Dicas Baratas E 30 Projetos Incríveis!


Por esse primeiro de maio, ironicamente, o Facebook passou a “dificultar” o serviço dos profissionais da querida área de monitoramento de mídias sociais. Nessa data, passaram a valer as novas regras das APIs do Facebook. O principal embate para o mercado de supervisionamento de redes sociais é que nenhuma ferramenta, nem sequer usuário, conseguirá fazer coleta de detalhes brutos a começar por pesquisa de termos. Isso significa que não teremos mais acesso ao texto bruto ou ao perfil dos usuários (nem nome e avatar!) de quem mencionar as marcas em tuas timelines (fora de páginas e grupos). Os impactos negativos dessa transformação são os mais óbvios e imediatos.


Em primeiro espaço, as marcas que tentavam encontrar problemas específicos de freguêses individuais a partir do monitoramento de artigos públicas não poderão mais fazê-lo. Agências e consultorias de procura que realizavam estudos qualitativos baseados no modo discursivo/expressivo de usuários não poderão mais fazer isto no Facebook (nesse caso há novas alternativas, mas de menor escala - e conteúdo com o intuito de outro postagem).

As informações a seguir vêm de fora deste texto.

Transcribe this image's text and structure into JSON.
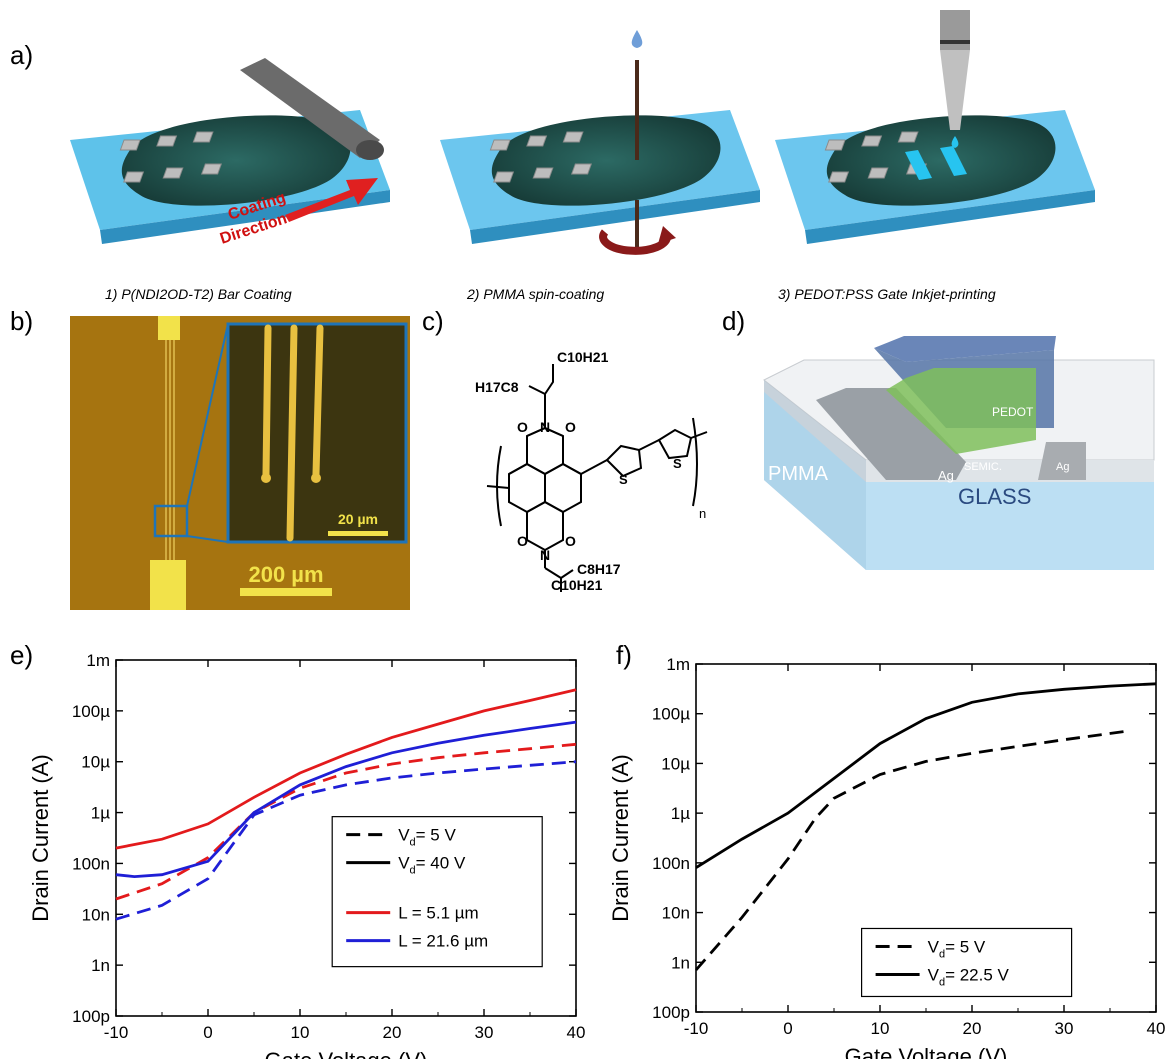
{
  "panels": {
    "a": "a)",
    "b": "b)",
    "c": "c)",
    "d": "d)",
    "e": "e)",
    "f": "f)"
  },
  "panel_a": {
    "captions": [
      "1) P(NDI2OD-T2) Bar Coating",
      "2) PMMA spin-coating",
      "3) PEDOT:PSS Gate Inkjet-printing"
    ],
    "arrow_text_1": "Coating",
    "arrow_text_2": "Direction",
    "colors": {
      "substrate": "#4bb6e0",
      "film": "#1f4a46",
      "electrode": "#bdbdbd",
      "arrow": "#e02020"
    }
  },
  "panel_b": {
    "scale_large": "200 µm",
    "scale_small": "20 µm"
  },
  "panel_c": {
    "labels": {
      "c10h21_top": "C10H21",
      "h17c8_top": "H17C8",
      "c8h17_bot": "C8H17",
      "c10h21_bot": "C10H21",
      "o": "O",
      "n": "N",
      "s": "S",
      "sub_n": "n"
    }
  },
  "panel_d": {
    "labels": {
      "pedot": "PEDOT",
      "semic": "SEMIC.",
      "ag_left": "Ag",
      "ag_right": "Ag",
      "pmma": "PMMA",
      "glass": "GLASS"
    }
  },
  "chart_data": [
    {
      "type": "line",
      "panel": "e",
      "xlabel": "Gate Voltage (V)",
      "ylabel": "Drain Current (A)",
      "xlim": [
        -10,
        40
      ],
      "ylim": [
        1e-10,
        0.001
      ],
      "yscale": "log",
      "xticks": [
        -10,
        0,
        10,
        20,
        30,
        40
      ],
      "yticks": [
        {
          "v": 1e-10,
          "label": "100p"
        },
        {
          "v": 1e-09,
          "label": "1n"
        },
        {
          "v": 1e-08,
          "label": "10n"
        },
        {
          "v": 1e-07,
          "label": "100n"
        },
        {
          "v": 1e-06,
          "label": "1µ"
        },
        {
          "v": 1e-05,
          "label": "10µ"
        },
        {
          "v": 0.0001,
          "label": "100µ"
        },
        {
          "v": 0.001,
          "label": "1m"
        }
      ],
      "legend": {
        "style_entries": [
          {
            "pre": "V",
            "sub": "d",
            "post": "= 5 V",
            "dash": true
          },
          {
            "pre": "V",
            "sub": "d",
            "post": "= 40 V",
            "dash": false
          }
        ],
        "color_entries": [
          {
            "label": "L = 5.1 µm",
            "color": "#e31a1c"
          },
          {
            "label": "L = 21.6 µm",
            "color": "#1f1fd6"
          }
        ],
        "placement": "center-right"
      },
      "series": [
        {
          "color": "#e31a1c",
          "dash": false,
          "x": [
            -10,
            -5,
            0,
            5,
            10,
            15,
            20,
            25,
            30,
            35,
            40
          ],
          "y": [
            2e-07,
            3e-07,
            6e-07,
            2e-06,
            6e-06,
            1.4e-05,
            3e-05,
            5.5e-05,
            0.0001,
            0.00016,
            0.00026
          ]
        },
        {
          "color": "#e31a1c",
          "dash": true,
          "x": [
            -10,
            -5,
            0,
            5,
            10,
            15,
            20,
            25,
            30,
            35,
            40
          ],
          "y": [
            2e-08,
            4e-08,
            1.3e-07,
            1e-06,
            3e-06,
            6e-06,
            9e-06,
            1.2e-05,
            1.5e-05,
            1.8e-05,
            2.2e-05
          ]
        },
        {
          "color": "#1f1fd6",
          "dash": false,
          "x": [
            -10,
            -8,
            -5,
            0,
            5,
            10,
            15,
            20,
            25,
            30,
            35,
            40
          ],
          "y": [
            6e-08,
            5.5e-08,
            6e-08,
            1.1e-07,
            1e-06,
            3.5e-06,
            8e-06,
            1.5e-05,
            2.3e-05,
            3.3e-05,
            4.5e-05,
            6e-05
          ]
        },
        {
          "color": "#1f1fd6",
          "dash": true,
          "x": [
            -10,
            -5,
            0,
            5,
            10,
            15,
            20,
            25,
            30,
            35,
            40
          ],
          "y": [
            8e-09,
            1.5e-08,
            5e-08,
            9e-07,
            2.2e-06,
            3.5e-06,
            4.8e-06,
            6e-06,
            7.2e-06,
            8.5e-06,
            1e-05
          ]
        }
      ]
    },
    {
      "type": "line",
      "panel": "f",
      "xlabel": "Gate Voltage (V)",
      "ylabel": "Drain Current (A)",
      "xlim": [
        -10,
        40
      ],
      "ylim": [
        1e-10,
        0.001
      ],
      "yscale": "log",
      "xticks": [
        -10,
        0,
        10,
        20,
        30,
        40
      ],
      "yticks": [
        {
          "v": 1e-10,
          "label": "100p"
        },
        {
          "v": 1e-09,
          "label": "1n"
        },
        {
          "v": 1e-08,
          "label": "10n"
        },
        {
          "v": 1e-07,
          "label": "100n"
        },
        {
          "v": 1e-06,
          "label": "1µ"
        },
        {
          "v": 1e-05,
          "label": "10µ"
        },
        {
          "v": 0.0001,
          "label": "100µ"
        },
        {
          "v": 0.001,
          "label": "1m"
        }
      ],
      "legend": {
        "style_entries": [
          {
            "pre": "V",
            "sub": "d",
            "post": "= 5 V",
            "dash": true
          },
          {
            "pre": "V",
            "sub": "d",
            "post": "= 22.5 V",
            "dash": false
          }
        ],
        "placement": "bottom-right"
      },
      "series": [
        {
          "color": "#000000",
          "dash": false,
          "x": [
            -10,
            -5,
            0,
            5,
            10,
            15,
            20,
            25,
            30,
            35,
            40
          ],
          "y": [
            8e-08,
            3e-07,
            1e-06,
            5e-06,
            2.5e-05,
            8e-05,
            0.00017,
            0.00025,
            0.00031,
            0.00036,
            0.0004
          ]
        },
        {
          "color": "#000000",
          "dash": true,
          "x": [
            -10,
            -5,
            0,
            3,
            5,
            10,
            15,
            20,
            25,
            30,
            37
          ],
          "y": [
            7e-10,
            8e-09,
            1.2e-07,
            8e-07,
            2e-06,
            6e-06,
            1.1e-05,
            1.6e-05,
            2.2e-05,
            3e-05,
            4.5e-05
          ]
        }
      ]
    }
  ]
}
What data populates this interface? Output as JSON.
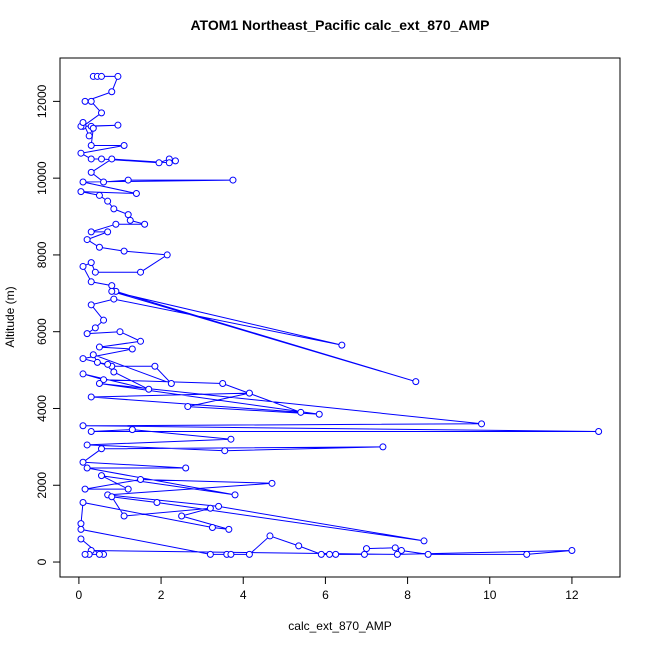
{
  "chart_data": {
    "type": "line",
    "title": "ATOM1 Northeast_Pacific calc_ext_870_AMP",
    "xlabel": "calc_ext_870_AMP",
    "ylabel": "Altitude (m)",
    "color": "#0000ff",
    "marker": "open-circle",
    "xlim": [
      -0.46,
      13.17
    ],
    "ylim": [
      -390,
      13130
    ],
    "xticks": [
      0,
      2,
      4,
      6,
      8,
      10,
      12
    ],
    "yticks": [
      0,
      2000,
      4000,
      6000,
      8000,
      10000,
      12000
    ],
    "x": [
      0.35,
      0.45,
      0.55,
      0.95,
      0.8,
      0.15,
      0.3,
      0.55,
      0.1,
      0.3,
      0.95,
      0.05,
      0.1,
      0.25,
      0.35,
      0.3,
      1.1,
      0.05,
      0.3,
      0.55,
      1.95,
      2.2,
      2.35,
      2.2,
      0.8,
      0.3,
      0.6,
      1.2,
      3.75,
      0.1,
      1.4,
      0.05,
      0.5,
      0.7,
      0.85,
      1.2,
      1.25,
      1.6,
      0.9,
      0.3,
      0.7,
      0.2,
      0.5,
      1.1,
      2.15,
      1.5,
      0.4,
      0.3,
      0.1,
      0.3,
      0.8,
      0.9,
      8.2,
      0.8,
      6.4,
      0.85,
      0.3,
      0.6,
      0.4,
      0.2,
      1.0,
      1.5,
      0.5,
      1.3,
      0.1,
      0.8,
      1.85,
      2.25,
      0.35,
      0.45,
      0.7,
      0.85,
      1.7,
      0.1,
      0.6,
      3.5,
      5.4,
      0.3,
      4.15,
      2.65,
      5.85,
      0.5,
      9.8,
      0.1,
      12.65,
      0.3,
      1.3,
      3.7,
      0.2,
      3.55,
      7.4,
      0.55,
      0.1,
      2.6,
      0.2,
      3.8,
      0.55,
      1.2,
      0.15,
      1.5,
      4.7,
      0.7,
      3.4,
      8.4,
      1.9,
      0.8,
      1.1,
      3.2,
      2.5,
      3.65,
      3.25,
      0.1,
      0.05,
      0.05,
      3.2,
      3.6,
      3.7,
      4.15,
      4.65,
      5.35,
      5.9,
      6.1,
      6.25,
      6.95,
      7.0,
      7.7,
      7.85,
      8.5,
      10.9,
      12.0,
      7.75,
      0.3,
      0.25,
      0.15,
      0.6,
      0.5,
      0.05
    ],
    "values": [
      12650,
      12650,
      12650,
      12650,
      12250,
      12000,
      12000,
      11700,
      11350,
      11350,
      11380,
      11350,
      11450,
      11100,
      11300,
      10850,
      10850,
      10650,
      10500,
      10500,
      10400,
      10500,
      10450,
      10400,
      10500,
      10150,
      9900,
      9950,
      9950,
      9900,
      9600,
      9650,
      9550,
      9400,
      9200,
      9050,
      8900,
      8800,
      8800,
      8600,
      8600,
      8400,
      8200,
      8100,
      8000,
      7550,
      7550,
      7800,
      7700,
      7300,
      7200,
      7050,
      4700,
      7050,
      5650,
      6850,
      6700,
      6300,
      6100,
      5950,
      6000,
      5750,
      5600,
      5550,
      5300,
      5100,
      5100,
      4650,
      5400,
      5200,
      5150,
      4950,
      4500,
      4900,
      4750,
      4650,
      3900,
      4300,
      4400,
      4050,
      3850,
      4650,
      3600,
      3550,
      3400,
      3400,
      3450,
      3200,
      3050,
      2900,
      3000,
      2950,
      2600,
      2450,
      2450,
      1750,
      2250,
      1900,
      1900,
      2150,
      2050,
      1750,
      1450,
      550,
      1550,
      1700,
      1200,
      1400,
      1200,
      850,
      900,
      1550,
      1000,
      850,
      200,
      200,
      200,
      200,
      680,
      420,
      200,
      200,
      200,
      200,
      350,
      370,
      300,
      200,
      200,
      300,
      200,
      300,
      200,
      200,
      200,
      200,
      600
    ]
  }
}
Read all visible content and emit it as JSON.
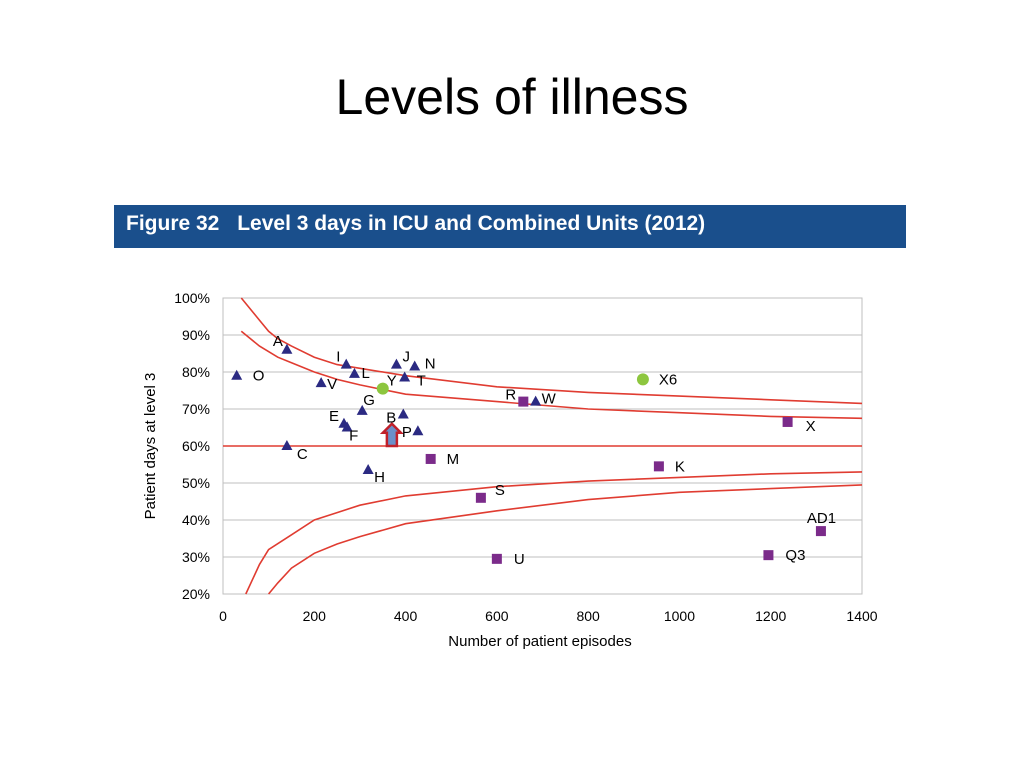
{
  "slide": {
    "title": "Levels of illness"
  },
  "figure": {
    "number": "Figure 32",
    "caption": "Level 3 days in ICU and Combined Units (2012)"
  },
  "colors": {
    "banner": "#1a4f8c",
    "triangle": "#2b2a82",
    "square": "#7b2b8a",
    "circle": "#8dc63f",
    "limit_line": "#e03c31",
    "arrow": "#c0202a",
    "arrow_fill": "#6b8fc9"
  },
  "chart_data": {
    "type": "scatter",
    "xlabel": "Number of patient episodes",
    "ylabel": "Patient days at level 3",
    "xlim": [
      0,
      1400
    ],
    "ylim": [
      20,
      100
    ],
    "xticks": [
      {
        "v": 0,
        "label": "0"
      },
      {
        "v": 200,
        "label": "200"
      },
      {
        "v": 400,
        "label": "400"
      },
      {
        "v": 600,
        "label": "600"
      },
      {
        "v": 800,
        "label": "800"
      },
      {
        "v": 1000,
        "label": "1000"
      },
      {
        "v": 1200,
        "label": "1200"
      },
      {
        "v": 1400,
        "label": "1400"
      }
    ],
    "yticks": [
      {
        "v": 20,
        "label": "20%"
      },
      {
        "v": 30,
        "label": "30%"
      },
      {
        "v": 40,
        "label": "40%"
      },
      {
        "v": 50,
        "label": "50%"
      },
      {
        "v": 60,
        "label": "60%"
      },
      {
        "v": 70,
        "label": "70%"
      },
      {
        "v": 80,
        "label": "80%"
      },
      {
        "v": 90,
        "label": "90%"
      },
      {
        "v": 100,
        "label": "100%"
      }
    ],
    "mean": 60,
    "limits": {
      "upper_outer": [
        [
          40,
          100
        ],
        [
          60,
          97
        ],
        [
          80,
          94
        ],
        [
          100,
          91
        ],
        [
          120,
          89
        ],
        [
          150,
          87
        ],
        [
          200,
          84
        ],
        [
          250,
          82
        ],
        [
          300,
          81
        ],
        [
          400,
          79
        ],
        [
          600,
          76
        ],
        [
          800,
          74.5
        ],
        [
          1000,
          73.5
        ],
        [
          1200,
          72.5
        ],
        [
          1400,
          71.5
        ]
      ],
      "upper_inner": [
        [
          40,
          91
        ],
        [
          80,
          87
        ],
        [
          120,
          84
        ],
        [
          150,
          82.5
        ],
        [
          200,
          80
        ],
        [
          250,
          78
        ],
        [
          300,
          76.5
        ],
        [
          400,
          74
        ],
        [
          600,
          72
        ],
        [
          800,
          70
        ],
        [
          1000,
          69
        ],
        [
          1200,
          68
        ],
        [
          1400,
          67.5
        ]
      ],
      "lower_inner": [
        [
          50,
          20
        ],
        [
          80,
          28
        ],
        [
          100,
          32
        ],
        [
          150,
          36
        ],
        [
          200,
          40
        ],
        [
          250,
          42
        ],
        [
          300,
          44
        ],
        [
          400,
          46.5
        ],
        [
          600,
          49
        ],
        [
          800,
          50.5
        ],
        [
          1000,
          51.5
        ],
        [
          1200,
          52.5
        ],
        [
          1400,
          53
        ]
      ],
      "lower_outer": [
        [
          100,
          20
        ],
        [
          120,
          23
        ],
        [
          150,
          27
        ],
        [
          200,
          31
        ],
        [
          250,
          33.5
        ],
        [
          300,
          35.5
        ],
        [
          400,
          39
        ],
        [
          600,
          42.5
        ],
        [
          800,
          45.5
        ],
        [
          1000,
          47.5
        ],
        [
          1200,
          48.5
        ],
        [
          1400,
          49.5
        ]
      ]
    },
    "points": [
      {
        "label": "A",
        "shape": "triangle",
        "x": 140,
        "y": 86,
        "lx": -14,
        "ly": -4
      },
      {
        "label": "O",
        "shape": "triangle",
        "x": 30,
        "y": 79,
        "lx": 16,
        "ly": 5
      },
      {
        "label": "I",
        "shape": "triangle",
        "x": 270,
        "y": 82,
        "lx": -10,
        "ly": -3
      },
      {
        "label": "J",
        "shape": "triangle",
        "x": 380,
        "y": 82,
        "lx": 6,
        "ly": -3
      },
      {
        "label": "N",
        "shape": "triangle",
        "x": 420,
        "y": 81.5,
        "lx": 10,
        "ly": 2
      },
      {
        "label": "L",
        "shape": "triangle",
        "x": 288,
        "y": 79.5,
        "lx": 7,
        "ly": 4
      },
      {
        "label": "V",
        "shape": "triangle",
        "x": 215,
        "y": 77,
        "lx": 6,
        "ly": 6
      },
      {
        "label": "T",
        "shape": "triangle",
        "x": 398,
        "y": 78.5,
        "lx": 12,
        "ly": 8
      },
      {
        "label": "G",
        "shape": "triangle",
        "x": 305,
        "y": 69.5,
        "lx": 1,
        "ly": -6
      },
      {
        "label": "E",
        "shape": "triangle",
        "x": 265,
        "y": 66,
        "lx": -15,
        "ly": -3
      },
      {
        "label": "F",
        "shape": "triangle",
        "x": 272,
        "y": 65,
        "lx": 2,
        "ly": 13
      },
      {
        "label": "B",
        "shape": "triangle",
        "x": 395,
        "y": 68.5,
        "lx": -17,
        "ly": 8
      },
      {
        "label": "P",
        "shape": "triangle",
        "x": 427,
        "y": 64,
        "lx": -16,
        "ly": 6
      },
      {
        "label": "C",
        "shape": "triangle",
        "x": 140,
        "y": 60,
        "lx": 10,
        "ly": 13
      },
      {
        "label": "H",
        "shape": "triangle",
        "x": 318,
        "y": 53.5,
        "lx": 6,
        "ly": 12
      },
      {
        "label": "Y",
        "shape": "circle",
        "x": 350,
        "y": 75.5,
        "lx": 4,
        "ly": -3
      },
      {
        "label": "X6",
        "shape": "circle",
        "x": 920,
        "y": 78,
        "lx": 16,
        "ly": 5
      },
      {
        "label": "R",
        "shape": "square",
        "x": 658,
        "y": 72,
        "lx": -18,
        "ly": -2
      },
      {
        "label": "W",
        "shape": "triangle",
        "x": 685,
        "y": 72,
        "lx": 6,
        "ly": 2
      },
      {
        "label": "M",
        "shape": "square",
        "x": 455,
        "y": 56.5,
        "lx": 16,
        "ly": 5
      },
      {
        "label": "S",
        "shape": "square",
        "x": 565,
        "y": 46,
        "lx": 14,
        "ly": -3
      },
      {
        "label": "U",
        "shape": "square",
        "x": 600,
        "y": 29.5,
        "lx": 17,
        "ly": 5
      },
      {
        "label": "K",
        "shape": "square",
        "x": 955,
        "y": 54.5,
        "lx": 16,
        "ly": 5
      },
      {
        "label": "X",
        "shape": "square",
        "x": 1237,
        "y": 66.5,
        "lx": 18,
        "ly": 9
      },
      {
        "label": "AD1",
        "shape": "square",
        "x": 1310,
        "y": 37,
        "lx": -14,
        "ly": -8
      },
      {
        "label": "Q3",
        "shape": "square",
        "x": 1195,
        "y": 30.5,
        "lx": 17,
        "ly": 5
      }
    ],
    "highlight": {
      "x": 370,
      "from": 60,
      "to": 66
    }
  }
}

Ações de engajamento que envolviam a participação ativa dos usuários em seus próprios perfis também minguarão, uma vez que não será possível monitorar as menções para reportar resultados. Tudo isso traz impactos óbvios para os modelos de serviços e receita de agências e ferramentas. Entretanto chorar pelo leite derramado não auxílio. Assim sendo vamos desfrutar o que for possível, dadas as condições. Segue uma listagem de materiais comentados que poderá proteger muito neste instante de disrupção.


Apesar de encontrar os títulos dos dois primeiros textos perigosos, que tem muita gente que não lê ou se informa com atenção e podem desenvolver um clima apocalíptico, são observações e comentários interessantes. Não duvido nada que, daqui um tempo, muitas pessoas chegarão perguntando: alguém conhece uma ferramenta grátis que pegue estes fatos do Facebook? E ainda por cima vão xingar o Facebook por ter restrito as informações então.

  • Quando Entender
  • cinco itens que valeram a pena adquirir
  • Empresa onde irá mostrar teu domínio
  • cinquenta e oito comentários para “Um gabinete totalmente feito à mão”
  • dois - PESQUISE

Se você quer detalhes legais, bem agregados, organizados, não só no Facebook, contudo em todas as algumas redes, você necessita pagar por uma ferramenta. Social media não é de graça, como ainda muita gente pensa. Há um trabalho sério por trás de tudo. Antes de deslocar-se para as dicas técnicas, amaria de relembrar da gravidade de se imaginar a atuação por esse mercado não apenas em termos da receita que você vai receber hoje com uma plataforma específica. Mas bem como em termos de saúde da web como um todo.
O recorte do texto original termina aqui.